At IEDM2023, Intel successfully combined monolithic NMOS and PMOS with PowerVia and back-side contacts, demonstrating that this approach to compact, high-density device stacking is a technology that may eventually play a role in the miniaturization of transistor density. Specifically, two sets of RibbonFETs are stacked together, PMOS on the bottom and NMOS on the top, each with three Ribbons to maximize device drive current.
In traditional technology, the devices are side-by-side, and patterning (vertically patterned) is straightforward, but when the transistors are stacked, they must be patterned vertically. Although difficult, Intel can achieve vertical patterning by depositing the source and drain for the PEPI on the bottom device, which is usually made of silicon germanium, and the NEPI on the top, which is usually made of silicon.
The same operation needs to be performed on the gate portion of the device, and again the metal must be deposited vertically. It is also necessary to provide back-side contacts to individually touch the bottom device, as there is no other space that can be touched, as well as PowerVia back-side power supplies to connect the top transistor to the back of the wafer.
The wrap-around contact technology is a contact that wraps the two transistor sources together at an internal node of the inverter, or other need, which allows the same track to contact both the NEPI and the PEPI, which again provides an efficient method compared to using PowerVia and backside contact connections for some kind of wrap-around.
It’s also worth noting that, very unlike in conventional technologies where two transistors (NMOS and PMOS) have to be placed side-by-side, Intel can stack complementary field effect transistors (CFETs) vertically at gate spacings as minuscule as 60nm. At the same time, in terms of voltage transfer curves, the three technologies stacked have the same curves as an inverter (a CMOS consisting of only one NMOS and one PMOS) in RibbonFET or FinFET technology.
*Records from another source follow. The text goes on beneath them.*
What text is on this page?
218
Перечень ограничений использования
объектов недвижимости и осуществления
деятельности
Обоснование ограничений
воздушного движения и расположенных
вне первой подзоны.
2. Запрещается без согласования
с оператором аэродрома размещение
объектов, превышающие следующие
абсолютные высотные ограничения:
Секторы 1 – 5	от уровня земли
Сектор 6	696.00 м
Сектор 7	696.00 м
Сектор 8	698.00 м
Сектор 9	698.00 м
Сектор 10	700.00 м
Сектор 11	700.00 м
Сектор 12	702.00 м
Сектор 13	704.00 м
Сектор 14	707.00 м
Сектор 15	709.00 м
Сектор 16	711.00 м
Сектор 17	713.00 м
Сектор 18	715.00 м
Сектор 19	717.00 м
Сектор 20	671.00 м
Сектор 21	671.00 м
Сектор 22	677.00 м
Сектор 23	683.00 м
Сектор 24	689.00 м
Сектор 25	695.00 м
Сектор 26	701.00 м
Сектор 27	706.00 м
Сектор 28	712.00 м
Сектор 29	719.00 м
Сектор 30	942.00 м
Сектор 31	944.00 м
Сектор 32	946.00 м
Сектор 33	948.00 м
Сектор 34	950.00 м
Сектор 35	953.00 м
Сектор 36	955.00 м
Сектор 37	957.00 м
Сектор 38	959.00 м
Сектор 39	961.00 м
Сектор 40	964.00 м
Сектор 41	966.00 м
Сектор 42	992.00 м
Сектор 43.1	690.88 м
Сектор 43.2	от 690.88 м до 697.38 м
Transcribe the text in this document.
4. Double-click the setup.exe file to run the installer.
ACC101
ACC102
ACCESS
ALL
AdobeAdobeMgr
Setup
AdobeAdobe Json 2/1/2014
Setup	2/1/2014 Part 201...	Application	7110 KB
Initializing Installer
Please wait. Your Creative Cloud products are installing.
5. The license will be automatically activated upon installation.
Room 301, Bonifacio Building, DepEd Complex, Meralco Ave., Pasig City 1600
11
Next year, PowerVia will be production-ready and the first in the industry to be backside-powered, and Intel is working on ways to miniaturize the technology so that it can boost performance. At the same time, Intel is aggressively pursuing its ‘five process nodes in four years’ program and is committed to achieving one trillion transistors in a single package by 2030, and PowerVia is a major milestone for both of these goals, showing that a new and exciting era of interconnects is on the horizon.